Zum Beispiel kannst du es so ausführen:
Dann, um das Zertifikat von Burp zu konfigurieren:
Sobald die Maschine mit dem Neustart fertig ist, wird das Burp-Zertifikat verwendet!
Verwendung von Magisc
Wenn Sie Ihr Gerät mit Magisc gerootet haben (vielleicht ein Emulator) und Sie die vorherigen Schritte zur Installation des Burp-Zertifikats nicht befolgen können, weil das Dateisystem schreibgeschützt ist und Sie es nicht beschreibbar remounten können, gibt es einen anderen Weg.
In diesem Video wird erklärt, dass Sie:
Ein CA-Zertifikat installieren: Ziehen Sie einfach das DER Burp-Zertifikat und ändern Sie die Erweiterung in
.crt
auf dem Mobilgerät, damit es im Download-Ordner gespeichert wird, und gehen Sie zuZertifikat installieren
->CA-Zertifikat
Überprüfen Sie, ob das Zertifikat korrekt gespeichert wurde, indem Sie zu
Vertrauenswürdige Anmeldeinformationen
->BENUTZER
gehen
Es systemvertrauenswürdig machen: Laden Sie das Magisc-Modul MagiskTrustUserCerts (eine .zip-Datei) herunter, ziehen Sie es auf das Telefon, gehen Sie zur Magics-App auf dem Telefon in den
Module
-Bereich, klicken Sie aufAus Speicher installieren
, wählen Sie das.zip
-Modul aus und starten Sie das Telefon nach der Installation neu:
Nach dem Neustart gehen Sie zu
Vertrauenswürdige Anmeldeinformationen
->SYSTEM
und überprüfen Sie, ob das Postswigger-Zertifikat vorhanden ist
Nach Android 14
In der neuesten Android 14-Version wurde ein signifikanter Wandel im Umgang mit systemvertrauenswürdigen Zertifizierungsstellen (CA) Zertifikaten beobachtet. Zuvor waren diese Zertifikate in /system/etc/security/cacerts/
untergebracht, die von Benutzern mit Root-Rechten zugänglich und modifizierbar waren, was eine sofortige Anwendung im gesamten System ermöglichte. Mit Android 14 wurde der Speicherort jedoch in /apex/com.android.conscrypt/cacerts
verschoben, ein Verzeichnis innerhalb des /apex
-Pfades, das von Natur aus unveränderlich ist.
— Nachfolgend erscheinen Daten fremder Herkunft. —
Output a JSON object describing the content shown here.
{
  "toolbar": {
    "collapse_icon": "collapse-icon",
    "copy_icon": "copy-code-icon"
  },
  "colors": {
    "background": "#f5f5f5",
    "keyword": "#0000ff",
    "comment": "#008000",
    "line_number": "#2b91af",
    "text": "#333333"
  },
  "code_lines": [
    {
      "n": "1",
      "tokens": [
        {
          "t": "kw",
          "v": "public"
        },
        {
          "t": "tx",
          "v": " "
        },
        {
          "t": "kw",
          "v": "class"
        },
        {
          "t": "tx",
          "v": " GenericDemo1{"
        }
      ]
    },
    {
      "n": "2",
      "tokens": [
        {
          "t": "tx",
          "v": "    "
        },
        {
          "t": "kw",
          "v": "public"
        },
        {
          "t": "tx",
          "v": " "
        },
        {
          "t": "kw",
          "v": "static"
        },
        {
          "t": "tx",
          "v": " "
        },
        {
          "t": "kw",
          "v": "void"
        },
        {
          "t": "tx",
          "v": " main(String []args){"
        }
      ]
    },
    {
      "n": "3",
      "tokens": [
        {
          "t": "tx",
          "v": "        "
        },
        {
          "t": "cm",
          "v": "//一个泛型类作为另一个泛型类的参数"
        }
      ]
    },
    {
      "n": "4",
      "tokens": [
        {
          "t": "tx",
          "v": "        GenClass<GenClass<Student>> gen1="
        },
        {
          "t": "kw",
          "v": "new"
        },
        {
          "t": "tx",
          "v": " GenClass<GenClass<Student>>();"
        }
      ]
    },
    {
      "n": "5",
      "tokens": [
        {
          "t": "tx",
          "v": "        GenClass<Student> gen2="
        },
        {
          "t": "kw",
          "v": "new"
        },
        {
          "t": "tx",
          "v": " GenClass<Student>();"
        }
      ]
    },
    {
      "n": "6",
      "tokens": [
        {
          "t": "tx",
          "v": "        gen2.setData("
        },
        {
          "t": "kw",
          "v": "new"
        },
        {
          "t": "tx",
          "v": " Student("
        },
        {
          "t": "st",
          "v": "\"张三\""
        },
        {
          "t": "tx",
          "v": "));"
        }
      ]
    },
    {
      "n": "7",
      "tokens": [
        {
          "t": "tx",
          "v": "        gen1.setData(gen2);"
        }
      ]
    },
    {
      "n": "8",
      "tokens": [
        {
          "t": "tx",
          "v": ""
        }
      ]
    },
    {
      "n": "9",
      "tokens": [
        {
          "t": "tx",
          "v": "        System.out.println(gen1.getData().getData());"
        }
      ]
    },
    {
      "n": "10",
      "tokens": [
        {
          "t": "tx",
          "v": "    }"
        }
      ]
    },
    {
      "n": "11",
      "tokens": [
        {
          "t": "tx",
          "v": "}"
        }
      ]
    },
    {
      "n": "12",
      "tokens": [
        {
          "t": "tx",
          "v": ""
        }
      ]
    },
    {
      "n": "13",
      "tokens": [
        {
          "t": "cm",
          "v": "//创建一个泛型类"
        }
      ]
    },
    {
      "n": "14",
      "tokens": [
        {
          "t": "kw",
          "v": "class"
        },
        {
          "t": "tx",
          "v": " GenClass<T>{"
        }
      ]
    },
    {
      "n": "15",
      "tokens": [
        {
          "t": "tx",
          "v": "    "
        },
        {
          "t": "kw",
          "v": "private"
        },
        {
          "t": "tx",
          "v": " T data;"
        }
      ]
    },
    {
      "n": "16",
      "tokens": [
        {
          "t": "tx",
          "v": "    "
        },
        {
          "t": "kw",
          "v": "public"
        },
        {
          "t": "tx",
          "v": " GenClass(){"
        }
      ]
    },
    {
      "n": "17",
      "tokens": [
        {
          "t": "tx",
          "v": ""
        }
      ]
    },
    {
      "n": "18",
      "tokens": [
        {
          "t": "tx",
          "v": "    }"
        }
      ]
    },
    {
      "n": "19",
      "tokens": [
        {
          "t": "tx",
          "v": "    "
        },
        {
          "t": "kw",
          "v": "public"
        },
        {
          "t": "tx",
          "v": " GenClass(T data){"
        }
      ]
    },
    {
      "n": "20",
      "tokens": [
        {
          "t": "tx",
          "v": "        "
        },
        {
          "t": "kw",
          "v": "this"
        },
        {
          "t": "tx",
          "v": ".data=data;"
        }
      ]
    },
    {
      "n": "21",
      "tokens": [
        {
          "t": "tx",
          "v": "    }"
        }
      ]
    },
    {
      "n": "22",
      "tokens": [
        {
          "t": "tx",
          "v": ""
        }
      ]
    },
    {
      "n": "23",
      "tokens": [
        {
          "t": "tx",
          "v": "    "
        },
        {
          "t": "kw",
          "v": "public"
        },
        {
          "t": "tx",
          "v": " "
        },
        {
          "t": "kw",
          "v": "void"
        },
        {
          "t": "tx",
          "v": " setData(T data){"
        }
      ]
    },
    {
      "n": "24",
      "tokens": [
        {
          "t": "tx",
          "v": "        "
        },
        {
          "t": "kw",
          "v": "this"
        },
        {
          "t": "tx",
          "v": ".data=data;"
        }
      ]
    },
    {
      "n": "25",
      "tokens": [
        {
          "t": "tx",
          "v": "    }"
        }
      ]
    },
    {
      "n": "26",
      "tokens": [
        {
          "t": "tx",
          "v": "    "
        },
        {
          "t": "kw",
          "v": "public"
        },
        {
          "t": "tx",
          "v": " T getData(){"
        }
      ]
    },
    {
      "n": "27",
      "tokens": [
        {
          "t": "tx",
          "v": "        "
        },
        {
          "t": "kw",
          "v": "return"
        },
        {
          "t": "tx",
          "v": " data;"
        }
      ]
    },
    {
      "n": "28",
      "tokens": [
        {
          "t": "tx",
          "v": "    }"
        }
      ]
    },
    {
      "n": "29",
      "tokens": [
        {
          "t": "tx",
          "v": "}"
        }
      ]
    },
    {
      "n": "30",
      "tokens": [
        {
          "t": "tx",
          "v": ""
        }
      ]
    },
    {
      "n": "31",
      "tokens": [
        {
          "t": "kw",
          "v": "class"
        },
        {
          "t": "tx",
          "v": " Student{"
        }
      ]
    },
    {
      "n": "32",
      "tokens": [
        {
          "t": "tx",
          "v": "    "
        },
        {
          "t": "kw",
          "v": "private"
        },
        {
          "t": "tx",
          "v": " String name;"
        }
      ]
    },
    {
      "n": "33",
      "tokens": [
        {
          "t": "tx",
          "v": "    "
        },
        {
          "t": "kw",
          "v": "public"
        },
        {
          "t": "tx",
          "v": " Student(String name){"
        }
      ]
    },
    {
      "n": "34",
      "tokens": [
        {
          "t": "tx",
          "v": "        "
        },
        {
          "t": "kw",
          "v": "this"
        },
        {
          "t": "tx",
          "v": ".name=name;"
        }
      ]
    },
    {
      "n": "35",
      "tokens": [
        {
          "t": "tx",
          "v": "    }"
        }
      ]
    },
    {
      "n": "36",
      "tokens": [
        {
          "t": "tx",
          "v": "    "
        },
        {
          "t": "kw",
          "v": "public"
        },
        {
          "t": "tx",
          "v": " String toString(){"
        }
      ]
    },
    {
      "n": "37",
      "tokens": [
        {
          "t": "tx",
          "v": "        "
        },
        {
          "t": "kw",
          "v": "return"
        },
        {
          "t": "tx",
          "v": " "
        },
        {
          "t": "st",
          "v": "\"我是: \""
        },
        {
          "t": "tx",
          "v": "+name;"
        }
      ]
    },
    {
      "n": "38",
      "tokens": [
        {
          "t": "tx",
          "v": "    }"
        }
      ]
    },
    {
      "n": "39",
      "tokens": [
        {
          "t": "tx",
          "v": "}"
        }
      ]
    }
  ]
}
Versuche, den APEX cacerts-Pfad als beschreibbar zu remounten, scheitern, da das System solche Operationen nicht zulässt. Selbst Versuche, das Verzeichnis mit einem temporären Dateisystem (tmpfs) zu unmounten oder zu überlagern, umgehen nicht die Unveränderlichkeit; Anwendungen greifen weiterhin auf die ursprünglichen Zertifikatsdaten zu, unabhängig von Änderungen auf Dateisystemebene. Diese Widerstandsfähigkeit ist darauf zurückzuführen, dass die /apex
-Einbindung mit PRIVATEN Propagation konfiguriert ist, was sicherstellt, dass Änderungen im /apex
-Verzeichnis andere Prozesse nicht beeinflussen.
Die Initialisierung von Android umfasst den init
-Prozess, der beim Start des Betriebssystems auch den Zygote-Prozess initiiert. Dieser Prozess ist verantwortlich für das Starten von Anwendungsprozessen mit einem neuen Einbindungs-Namensraum, der eine private /apex
-Einbindung umfasst, wodurch Änderungen an diesem Verzeichnis von anderen Prozessen isoliert werden.
Dennoch gibt es einen Workaround für diejenigen, die die systemvertrauenswürdigen CA-Zertifikate im /apex
-Verzeichnis ändern müssen. Dies beinhaltet das manuelle Remounten von /apex
, um die PRIVATE Propagation zu entfernen und es beschreibbar zu machen. Der Prozess umfasst das Kopieren des Inhalts von /apex/com.android.conscrypt
an einen anderen Ort, das Unmounten des /apex/com.android.conscrypt
-Verzeichnisses, um die schreibgeschützte Einschränkung zu beseitigen, und dann das Wiederherstellen des Inhalts an seinen ursprünglichen Ort innerhalb von /apex
. Dieser Ansatz erfordert schnelles Handeln, um Systemabstürze zu vermeiden. Um die systemweite Anwendung dieser Änderungen sicherzustellen, wird empfohlen, den system_server
neu zu starten, was effektiv alle Anwendungen neu startet und das System in einen konsistenten Zustand bringt.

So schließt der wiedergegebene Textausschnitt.